FM/AM versus Analog versus Digital

Where exactly does an FM/AM tuner rank in terms of sound quality as compared to analog or digital? I would think that it isn't as good as analog, but better than digital?
Not really comparable when you think about it. All your tuner is doing is receiving a signal from a radio station using a CD player or analog turntable. The sound you are hearing is created primarily by the CDP or turntable in the studio and transmitted over the airwaves to your tuner. A high quality, uncompressed, signal fed to a very high quality tuner will come very close to replicating the sound of the CDP or turntable used in the studio. If you have the same CDP or turntable at home your's should sound better.
FM is also bandwidth limited, I think, so it won't give you the full frequency range you can get from your other front-end components (although those with limited frequency response from their speakers may not care about this). And among Newbee's excellent points is the kicker, an UNCOMPRESSED signal--sadly, very few radio stations send this out. Very noticeable on large scale orchestral works, where the loud parts are usually mercilessly squashed in order to be broadcast over the airwaves. With pop stations, which routinely overmodulate anyway and most of the recordings have a compressed dynamic range to begin with, this is less noticeable. Despite all that, if you can get a live broadcast over a good tuner, it is frighteningly good.
Two very good replies, nothing to add except to wonder why the poster places so little thought for digital.
The Stereo FM signal is transmitted, not as Left and Right, but as Sum and Difference. The Sum signal is the Mono signal that can be received by an old FM set that is not stereo.

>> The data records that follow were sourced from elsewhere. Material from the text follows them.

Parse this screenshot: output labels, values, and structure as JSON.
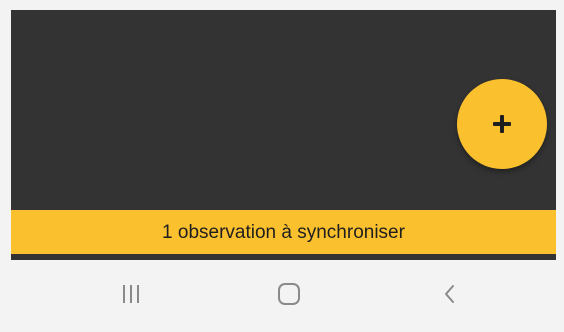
{
  "fab": {
    "icon": "plus-icon",
    "color": "#fbc02d"
  },
  "sync_bar": {
    "label": "1 observation à synchroniser",
    "color": "#fbc02d"
  },
  "nav_bar": {
    "recent_icon": "recent-apps-icon",
    "home_icon": "home-icon",
    "back_icon": "back-icon"
  },
  "colors": {
    "app_background": "#333333",
    "nav_background": "#f3f3f3",
    "nav_icon": "#8a8a8a"
  }
}
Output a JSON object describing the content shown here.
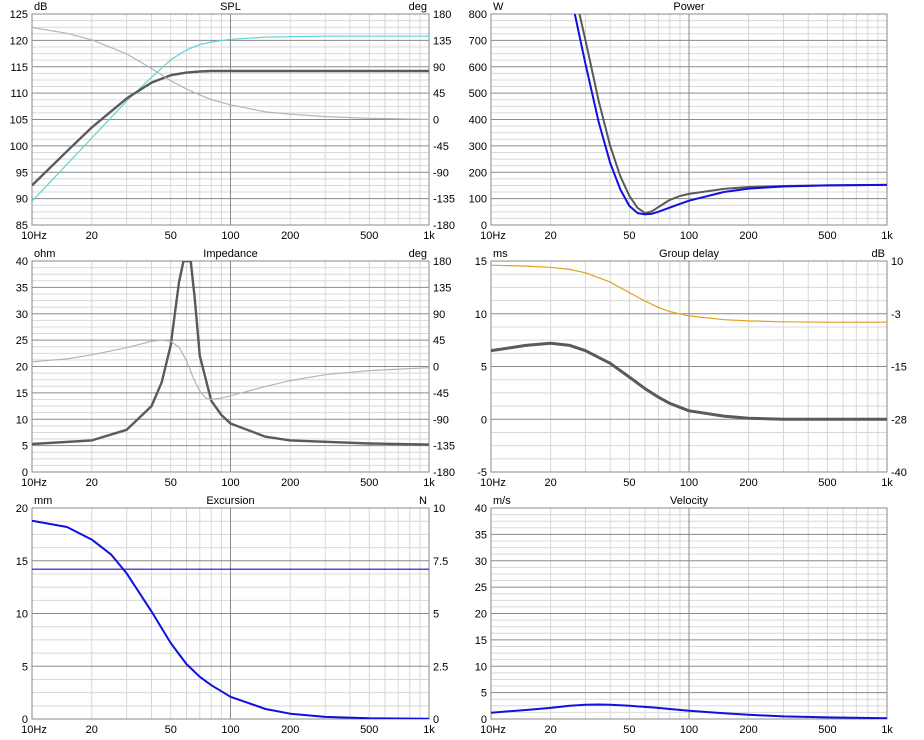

The difference signal is carried above a 19KHz marker tone that activates the stereo capabilities of the receiver (and lights up that little indicator that says "STEREO"). The difference signal goes 20KHz to 40KHz, but is processed down to represent the usual audio range. Then the sum and the difference signals are mixed, so as to get Left and Right. Unfortunately, the signal to noise ratio of the difference signal is lousy unless the RF signal is very strong, and that corupts the Left and Right signal that we listen to.

You might recognize this system as the four channel LP that was tried about 30 years ago. The only good thing about that was that the phono pickup had to be good to 40KHz, and the resulting advances in phono pickup technology have benefited conventional stereo.
All of the above answers are very accurate. I have a very old Fisher AM/FM tuner that has been recently refurbished and I do enjoy listening to it. While I really do like the sound coming from it, I do know the limitations. Still, it is fun to listen to.

There are other sources of music that I do enjoy, especially when it is commercial-free. I often set my Dishnet Satallite on the CDs and the variety of music is quite pleasing, especially The Blues. Also, sometimes PBS will broadcast something worth listening to and I pull this in using my High Definition Receiver and I have an excellant DAC and the sound is really good.
I went to my brother's house recently and listened to his old Pioneer tube tuner from the 70s and I thought it sounded really good and last night, during my drive home, I listened to some fine jazz on one of the stations and I thought that it might be great to have a tuner to hear music that I might not otherwise buy or hear.

Also, thinking that radio stations might use vinyl, I wondered what the quality might be. I was thinking that it had to be above digital considering that there was no digital to analog coversion, but I never thought of bandwidth and all of the other things that you good folks have mentioned.

Still, I think I am going to find a tuner to use as an alternative to digital or vinyl.

BTW, Brianmgrarcom, I don't think I ever wrote that I had little thought for digital. It is widely thought that digital is inferior to analog, but you must differ. You seem to have been offended. Did you invent it?
Interesting reading on FM preprocessing:
Matchstik, I wasn't offended, why the attack? Both analog and digital have their trade offs.

A few years ago I too decided to get a tuner once again, for me it was a great purchase; I use my system far more and I enjoy using a tuner. As stated above, if you listen to a good uncompressed signal on a good tuner, one can be quite amazed at how good FM can sound; either way, I enjoy having a tuner.
Matchstik, Good decision, getting a tuner that is. You didn't ask for recommendations but since you noted the quality of sound from that Pioneer Tube unit its fair to point out that not all tuners are equal, not even close, and the best spec's do not always win the race. Many tuners have great spec's but the designers have ignored the out put stages and the sound can be thin and dry. Many of the best tuners are vintage analog ones which can be fairly inexpensive. Enjoy.......
The FM Tuner Info site may be of help, a very nice Web site.
Brianmgrarcom, I didn't mean to have my post sound like an attack. You sounded put-off by my comments that it almost seemed that digital was your child. I apologize if the comment was taken in a content other than what it was intended. However, I do appreciate your and everyone else's comments and suggestions.

As for the tuner, I have read the vintage tuners are often much better quality that new tuners. But, that is a risky deal because you never know how much hell a tuner has experienced.
Hi Matchstik, I certainly didn't intend my post to come off in that manner. I concur with others on vintage tuners. One thought is to purchase a vintage tuner at a price leaving you enough money to send it to someone to go through it and even modify it.
Kenwood, and even more so...Fisher made some really fantastic tuners. There are some people who refurbish these old tuners and they are a real treat to listen to and they make for quite the conversation piece.